Last week they visited Kirwan Ambulance Station – one of the busiest in Northern Queensland. They heard a bit about what it’s like to be a paramedic and the different pathways they could take to pursue this career.
It was inspiring for our Stars to hear from Paramedic Jess, who grew up in Mt Isa and is currently participating in the Indigenous Pathways Program and completing her Diploma.
This week they were taken to the South Townsville Fire Station, where they got hands-on experience of what trainee firefighters have to do to get ready to fight fires. They also learnt about the other types jobs there are in the service, including working in the call centre.

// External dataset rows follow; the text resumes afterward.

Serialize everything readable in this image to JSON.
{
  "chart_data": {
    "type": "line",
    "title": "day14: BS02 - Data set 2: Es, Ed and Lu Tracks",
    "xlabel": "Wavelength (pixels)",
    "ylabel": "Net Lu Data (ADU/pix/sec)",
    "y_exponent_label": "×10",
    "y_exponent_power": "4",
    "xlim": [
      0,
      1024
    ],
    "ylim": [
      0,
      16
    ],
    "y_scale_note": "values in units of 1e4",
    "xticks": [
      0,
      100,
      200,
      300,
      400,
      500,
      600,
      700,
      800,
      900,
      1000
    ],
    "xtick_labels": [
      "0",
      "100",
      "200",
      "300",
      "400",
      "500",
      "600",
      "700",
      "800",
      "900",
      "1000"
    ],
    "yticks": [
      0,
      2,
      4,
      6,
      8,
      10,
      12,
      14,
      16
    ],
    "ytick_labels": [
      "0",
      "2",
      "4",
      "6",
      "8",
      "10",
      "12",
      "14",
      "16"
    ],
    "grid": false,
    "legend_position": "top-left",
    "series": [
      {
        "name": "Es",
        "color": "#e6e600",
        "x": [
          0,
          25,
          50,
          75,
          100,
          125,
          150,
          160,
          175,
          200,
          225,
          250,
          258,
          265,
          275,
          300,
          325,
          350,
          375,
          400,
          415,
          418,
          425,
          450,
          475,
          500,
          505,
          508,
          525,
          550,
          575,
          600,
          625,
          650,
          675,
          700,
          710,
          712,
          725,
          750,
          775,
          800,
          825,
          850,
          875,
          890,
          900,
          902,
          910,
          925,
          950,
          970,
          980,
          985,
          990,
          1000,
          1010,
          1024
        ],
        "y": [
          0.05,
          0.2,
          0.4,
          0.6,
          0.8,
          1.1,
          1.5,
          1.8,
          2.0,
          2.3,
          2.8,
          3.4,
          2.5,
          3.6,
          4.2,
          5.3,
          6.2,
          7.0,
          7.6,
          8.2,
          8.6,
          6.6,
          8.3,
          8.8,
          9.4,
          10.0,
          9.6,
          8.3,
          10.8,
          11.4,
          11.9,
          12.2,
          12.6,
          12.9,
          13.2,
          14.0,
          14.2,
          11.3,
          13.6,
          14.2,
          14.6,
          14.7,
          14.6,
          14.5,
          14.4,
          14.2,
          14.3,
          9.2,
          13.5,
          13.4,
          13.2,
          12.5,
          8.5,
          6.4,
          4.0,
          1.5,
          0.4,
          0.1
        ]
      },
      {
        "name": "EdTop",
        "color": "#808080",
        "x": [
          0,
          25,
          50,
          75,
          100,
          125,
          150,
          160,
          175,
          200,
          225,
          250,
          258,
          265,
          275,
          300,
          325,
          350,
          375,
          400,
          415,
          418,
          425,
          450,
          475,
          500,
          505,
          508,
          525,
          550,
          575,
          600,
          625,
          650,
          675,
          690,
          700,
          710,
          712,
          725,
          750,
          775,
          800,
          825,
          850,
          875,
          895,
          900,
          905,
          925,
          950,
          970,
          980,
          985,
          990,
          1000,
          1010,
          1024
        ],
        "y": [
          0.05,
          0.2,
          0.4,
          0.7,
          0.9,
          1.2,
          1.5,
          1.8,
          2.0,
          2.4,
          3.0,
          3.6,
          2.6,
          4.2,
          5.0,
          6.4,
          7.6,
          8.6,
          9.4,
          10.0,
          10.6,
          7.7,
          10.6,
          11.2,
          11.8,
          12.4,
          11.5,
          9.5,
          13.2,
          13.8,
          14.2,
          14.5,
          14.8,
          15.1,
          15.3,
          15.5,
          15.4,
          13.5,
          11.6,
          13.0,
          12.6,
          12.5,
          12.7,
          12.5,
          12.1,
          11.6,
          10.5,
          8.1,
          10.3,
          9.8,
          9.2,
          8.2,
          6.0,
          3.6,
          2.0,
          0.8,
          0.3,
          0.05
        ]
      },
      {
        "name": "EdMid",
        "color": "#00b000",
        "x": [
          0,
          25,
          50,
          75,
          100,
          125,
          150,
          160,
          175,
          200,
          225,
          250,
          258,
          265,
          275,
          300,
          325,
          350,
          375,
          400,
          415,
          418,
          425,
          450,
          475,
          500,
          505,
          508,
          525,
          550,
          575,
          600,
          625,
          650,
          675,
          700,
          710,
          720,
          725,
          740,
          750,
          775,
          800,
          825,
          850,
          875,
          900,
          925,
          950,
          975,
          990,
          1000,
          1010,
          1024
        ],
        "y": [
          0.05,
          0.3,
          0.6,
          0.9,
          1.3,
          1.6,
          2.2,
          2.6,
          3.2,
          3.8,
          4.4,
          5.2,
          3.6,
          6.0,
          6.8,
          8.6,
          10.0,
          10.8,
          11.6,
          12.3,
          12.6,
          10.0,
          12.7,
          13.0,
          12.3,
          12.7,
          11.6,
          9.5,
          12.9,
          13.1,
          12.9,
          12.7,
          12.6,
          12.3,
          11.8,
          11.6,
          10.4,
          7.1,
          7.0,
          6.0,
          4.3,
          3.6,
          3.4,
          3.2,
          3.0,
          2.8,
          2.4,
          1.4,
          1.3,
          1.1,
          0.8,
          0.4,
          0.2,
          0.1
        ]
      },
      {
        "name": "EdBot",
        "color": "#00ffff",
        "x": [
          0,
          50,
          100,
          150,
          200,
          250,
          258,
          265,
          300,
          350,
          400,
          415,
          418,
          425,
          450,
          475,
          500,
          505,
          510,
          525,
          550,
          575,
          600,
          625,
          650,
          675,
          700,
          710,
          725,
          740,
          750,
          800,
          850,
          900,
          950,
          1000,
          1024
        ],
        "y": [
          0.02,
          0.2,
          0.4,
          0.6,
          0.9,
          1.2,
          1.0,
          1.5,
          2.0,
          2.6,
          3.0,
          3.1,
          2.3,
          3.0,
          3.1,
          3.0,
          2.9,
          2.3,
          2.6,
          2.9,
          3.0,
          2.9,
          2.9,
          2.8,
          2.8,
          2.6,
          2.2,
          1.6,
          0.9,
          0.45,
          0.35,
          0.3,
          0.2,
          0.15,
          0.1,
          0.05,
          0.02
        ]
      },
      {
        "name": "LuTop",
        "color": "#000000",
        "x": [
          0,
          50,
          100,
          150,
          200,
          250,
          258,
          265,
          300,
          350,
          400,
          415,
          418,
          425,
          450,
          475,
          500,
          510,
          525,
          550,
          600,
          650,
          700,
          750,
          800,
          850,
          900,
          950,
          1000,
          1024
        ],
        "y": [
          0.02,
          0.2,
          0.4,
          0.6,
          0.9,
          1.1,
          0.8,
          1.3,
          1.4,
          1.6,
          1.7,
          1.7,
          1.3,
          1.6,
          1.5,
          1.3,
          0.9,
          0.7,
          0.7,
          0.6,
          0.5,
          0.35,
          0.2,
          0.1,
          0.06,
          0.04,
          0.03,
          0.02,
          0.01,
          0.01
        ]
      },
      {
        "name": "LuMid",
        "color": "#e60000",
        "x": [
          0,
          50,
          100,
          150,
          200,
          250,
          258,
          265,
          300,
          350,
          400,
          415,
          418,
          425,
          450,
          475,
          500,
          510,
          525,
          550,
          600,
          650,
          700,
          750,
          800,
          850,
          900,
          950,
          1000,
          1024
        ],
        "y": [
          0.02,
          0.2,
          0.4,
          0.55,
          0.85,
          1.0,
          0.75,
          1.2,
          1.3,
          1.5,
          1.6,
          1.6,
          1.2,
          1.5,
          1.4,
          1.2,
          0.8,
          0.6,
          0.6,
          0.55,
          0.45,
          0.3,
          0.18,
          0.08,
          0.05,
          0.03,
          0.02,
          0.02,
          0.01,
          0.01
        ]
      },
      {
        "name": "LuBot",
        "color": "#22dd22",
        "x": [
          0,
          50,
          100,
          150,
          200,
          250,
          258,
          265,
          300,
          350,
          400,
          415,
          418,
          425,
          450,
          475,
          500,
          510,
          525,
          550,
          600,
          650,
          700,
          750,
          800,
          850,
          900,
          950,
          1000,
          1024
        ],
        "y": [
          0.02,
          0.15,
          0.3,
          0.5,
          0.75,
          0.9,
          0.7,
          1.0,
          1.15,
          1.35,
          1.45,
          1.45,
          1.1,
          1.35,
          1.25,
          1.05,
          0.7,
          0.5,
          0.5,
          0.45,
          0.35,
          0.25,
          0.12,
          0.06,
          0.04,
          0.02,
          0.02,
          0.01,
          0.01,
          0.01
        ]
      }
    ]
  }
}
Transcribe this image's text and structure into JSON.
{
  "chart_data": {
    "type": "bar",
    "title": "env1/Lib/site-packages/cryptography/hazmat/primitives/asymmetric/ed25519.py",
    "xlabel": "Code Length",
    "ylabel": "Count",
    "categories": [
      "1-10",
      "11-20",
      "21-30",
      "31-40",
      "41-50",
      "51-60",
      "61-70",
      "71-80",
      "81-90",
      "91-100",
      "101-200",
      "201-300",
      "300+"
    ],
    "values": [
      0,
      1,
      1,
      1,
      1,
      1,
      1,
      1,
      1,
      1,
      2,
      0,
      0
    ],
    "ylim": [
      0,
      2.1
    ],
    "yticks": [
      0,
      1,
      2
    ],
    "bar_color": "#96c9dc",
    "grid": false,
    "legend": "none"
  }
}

These experiences are invaluable as our Stars reach the age where they are starting to think about what they want to do after completing Year 12.
A very big thank you to both Kirwan Ambulance Station and South Townsville Fire Station for so generously welcoming our students into their workplace.
Providing students with opportunities to explore career pathways is an important part of the Stars program.
Recently our Year 11 Thuringowa Stars were taken on a camp to Cairns to find out more about employment options outside of Townsville.
First stop was a site visit to HMAS Cairns, where students met with Lance Bombardier Joshua Youngblutt (Specialist Recruitment Team – Indigenous) and Able Seaman Nathan Graham, who took them on a ship tour.
Lance Bombardier Youngblutt also had a yarn with our young women about career pathways in the Navy for Indigenous people, including the GAP Year and Indigenous Development Programs.
Next up students met with local Indigenous group DIYDG (Deadly Inspiring Youth Doing Good), a local youth-led organisation that aims to inspire, equip and empower the next generation. They took part in a Leadership Workshop, which encouraged them to be Strong, Deadly, Indigenous Sisters.
During this visit, our young women were also lucky enough to meet some of the inspiring Indigenous women from the ‘Elders to Cleveland’ program, who facilitate workshops with young people at Cleveland Detention Centre.
The camp concluded with a breakfast visit from Tony Mitchell, Project Officer at the Department of Environment and Science.
Tony spoke about his career journey, starting out as an Indigenous Ranger and being promoted to a Project Officer role, and discussed some of the barriers he faced, including having to relocate his family off Country for work.
He also told the students that the Department is working to increase the number of Indigenous women employed through the Northern Indigenous Employment and Development Strategies.
It was wonderful to see our Stars building their understanding of some of the many dynamic career options that are available to them once they complete Year 12.